Obama has already deported 2.5 million illegal immigrants, more than all of his predecessors combined, earning him the derisive nickname “deporter in chief” from numerous Latino leaders and immigration reform advocates.
“The policy will be inherited by the next administration, but there is still an opportunity here for the president to change course in his last months in office,” Nelson said.
Nelson said Obama could issue new executive orders, and apply the same principles to deportation and detained immigrants that underpin his drive to revamp the country’s criminal justice system and prisons. “We are more and more speaking out against mass incarceration … and are demanding change,” he said.
This final push comes on the heels of the Supreme Court’s deadlock over Obama’s 2014 executive orders that would have shielded millions from deportation. With the effort to win comprehensive immigration reform already lost, getting Obama to direct Homeland Security to let up on deportations is immigration reform advocates’ last chance at victory.
Jesus Guzman of the Graton Day Labor Center in Northern California said Latino groups will press him until his final day in office.
“He has the power,” he recently told Consortium News, an online investigative magazine. “He can’t just say ‘it’s too bad about the Supreme Court decision’ and continue with the deportation policies.
“We are calling for him to end them,” Guzman said.
Despite the backlash from the Latino community, which came out in force for him in both his campaigns, the Obama administration is not apologizing for its deportation approach or record.
Obama “has been quite serious about making sure that we enforce the law,” White House spokesman Josh Earnest said Monday.
“What we’ve also tried to do is to enforce the law in a way that’s consistent with our values,” he said. “And that’s why we want to focus our limited law enforcement resources on deporting felons and not breaking up families.”

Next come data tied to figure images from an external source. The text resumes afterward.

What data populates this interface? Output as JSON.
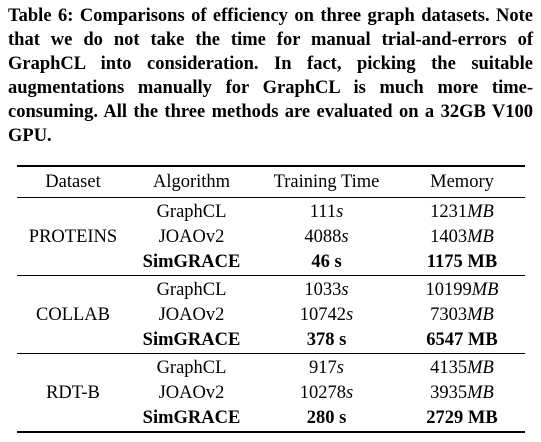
{
  "caption": {
    "label": "Table 6:",
    "text": "Comparisons of efficiency on three graph datasets. Note that we do not take the time for manual trial-and-errors of GraphCL into consideration. In fact, picking the suitable augmentations manually for GraphCL is much more time-consuming. All the three methods are evaluated on a 32GB V100 GPU."
  },
  "table": {
    "headers": [
      "Dataset",
      "Algorithm",
      "Training Time",
      "Memory"
    ],
    "groups": [
      {
        "dataset": "PROTEINS",
        "rows": [
          {
            "algorithm": "GraphCL",
            "time_value": "111",
            "time_unit": "s",
            "memory_value": "1231",
            "memory_unit": "MB"
          },
          {
            "algorithm": "JOAOv2",
            "time_value": "4088",
            "time_unit": "s",
            "memory_value": "1403",
            "memory_unit": "MB"
          },
          {
            "algorithm": "SimGRACE",
            "time_value": "46 s",
            "memory_value": "1175 MB"
          }
        ]
      },
      {
        "dataset": "COLLAB",
        "rows": [
          {
            "algorithm": "GraphCL",
            "time_value": "1033",
            "time_unit": "s",
            "memory_value": "10199",
            "memory_unit": "MB"
          },
          {
            "algorithm": "JOAOv2",
            "time_value": "10742",
            "time_unit": "s",
            "memory_value": "7303",
            "memory_unit": "MB"
          },
          {
            "algorithm": "SimGRACE",
            "time_value": "378 s",
            "memory_value": "6547 MB"
          }
        ]
      },
      {
        "dataset": "RDT-B",
        "rows": [
          {
            "algorithm": "GraphCL",
            "time_value": "917",
            "time_unit": "s",
            "memory_value": "4135",
            "memory_unit": "MB"
          },
          {
            "algorithm": "JOAOv2",
            "time_value": "10278",
            "time_unit": "s",
            "memory_value": "3935",
            "memory_unit": "MB"
          },
          {
            "algorithm": "SimGRACE",
            "time_value": "280 s",
            "memory_value": "2729 MB"
          }
        ]
      }
    ]
  }
}
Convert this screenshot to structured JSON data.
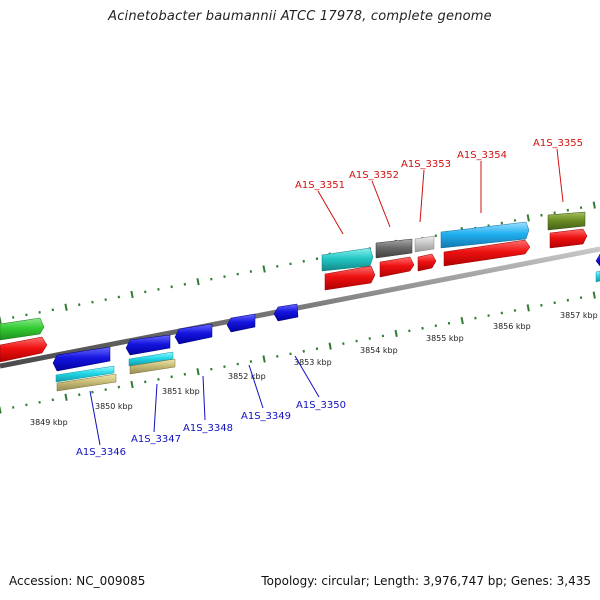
{
  "title": "Acinetobacter baumannii ATCC 17978, complete genome",
  "accession": "Accession: NC_009085",
  "topology": "Topology: circular; Length: 3,976,747 bp; Genes: 3,435",
  "colors": {
    "backbone": "#8a8a8a",
    "tick": "#2e7d32",
    "label_upper": "#d01010",
    "label_lower": "#1010c0"
  },
  "kbp_labels": [
    "3849 kbp",
    "3850 kbp",
    "3851 kbp",
    "3852 kbp",
    "3853 kbp",
    "3854 kbp",
    "3855 kbp",
    "3856 kbp",
    "3857 kbp"
  ],
  "upper_genes": [
    "A1S_3351",
    "A1S_3352",
    "A1S_3353",
    "A1S_3354",
    "A1S_3355"
  ],
  "lower_genes": [
    "A1S_3346",
    "A1S_3347",
    "A1S_3348",
    "A1S_3349",
    "A1S_3350"
  ]
}
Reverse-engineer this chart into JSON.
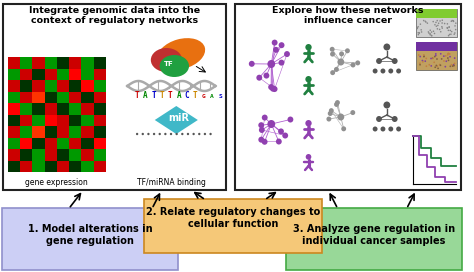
{
  "title_left": "Integrate genomic data into the\ncontext of regulatory networks",
  "title_right": "Explore how these networks\ninfluence cancer",
  "box1_text": "1. Model alterations in\ngene regulation",
  "box2_text": "2. Relate regulatory changes to\ncellular function",
  "box3_text": "3. Analyze gene regulation in\nindividual cancer samples",
  "box1_color": "#cccff5",
  "box2_color": "#f5c878",
  "box3_color": "#98d898",
  "box1_edge": "#9090cc",
  "box2_edge": "#cc8820",
  "box3_edge": "#44aa44",
  "label_gene_expr": "gene expression",
  "label_tfmir": "TF/miRNA binding",
  "bg_color": "#ffffff",
  "panel_border": "#222222",
  "heatmap_colors": [
    [
      "#cc0000",
      "#009900",
      "#cc0000",
      "#009900",
      "#003300",
      "#cc0000",
      "#009900",
      "#003300"
    ],
    [
      "#009900",
      "#cc0000",
      "#003300",
      "#cc0000",
      "#009900",
      "#ff0000",
      "#009900",
      "#cc0000"
    ],
    [
      "#cc0000",
      "#003300",
      "#cc0000",
      "#009900",
      "#cc0000",
      "#003300",
      "#ff0000",
      "#009900"
    ],
    [
      "#009900",
      "#cc0000",
      "#ff3300",
      "#003300",
      "#009900",
      "#cc0000",
      "#003300",
      "#cc0000"
    ],
    [
      "#ff0000",
      "#009900",
      "#003300",
      "#cc0000",
      "#003300",
      "#009900",
      "#cc0000",
      "#003300"
    ],
    [
      "#003300",
      "#cc0000",
      "#009900",
      "#ff0000",
      "#cc0000",
      "#003300",
      "#009900",
      "#cc0000"
    ],
    [
      "#cc0000",
      "#009900",
      "#ff3300",
      "#003300",
      "#cc0000",
      "#009900",
      "#cc0000",
      "#003300"
    ],
    [
      "#009900",
      "#ff0000",
      "#003300",
      "#cc0000",
      "#009900",
      "#cc0000",
      "#003300",
      "#ff0000"
    ],
    [
      "#cc0000",
      "#003300",
      "#009900",
      "#cc0000",
      "#003300",
      "#009900",
      "#cc0000",
      "#009900"
    ],
    [
      "#003300",
      "#cc0000",
      "#009900",
      "#003300",
      "#cc0000",
      "#003300",
      "#009900",
      "#cc0000"
    ]
  ]
}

Groups supporting a wholesale rewrite of immigration laws and a pathway to citizenship for the 11 million illegal immigrants living in the U.S. said that by focusing on the latest border-crossers, those with criminal records and threats to national security for removal, Obama will ensnare relatives of immigrants already in the country.
They are particularly upset by Immigration and Customs Enforcement raids last Christmas that saw agents entering people’s homes, taking away mothers and children and separating family members.
“The Obama administration is putting families and children on the same level as criminals and terrorists,” Wendy Young, a legal aid worker, told the Washington Post then.
“The question now is: Will the next president continue Obama’s policies and make things even worse for our community?” United We Dream’s Greisa Martinez asked.
Martinez said her group, which represents so-called Dreamers, young adults who were illegally brought to the country as children and would have been eligible for citizenship if Congress had passed the Dream Act, said she will mobilize Dreamers to push Obama on the subject until his last day in office.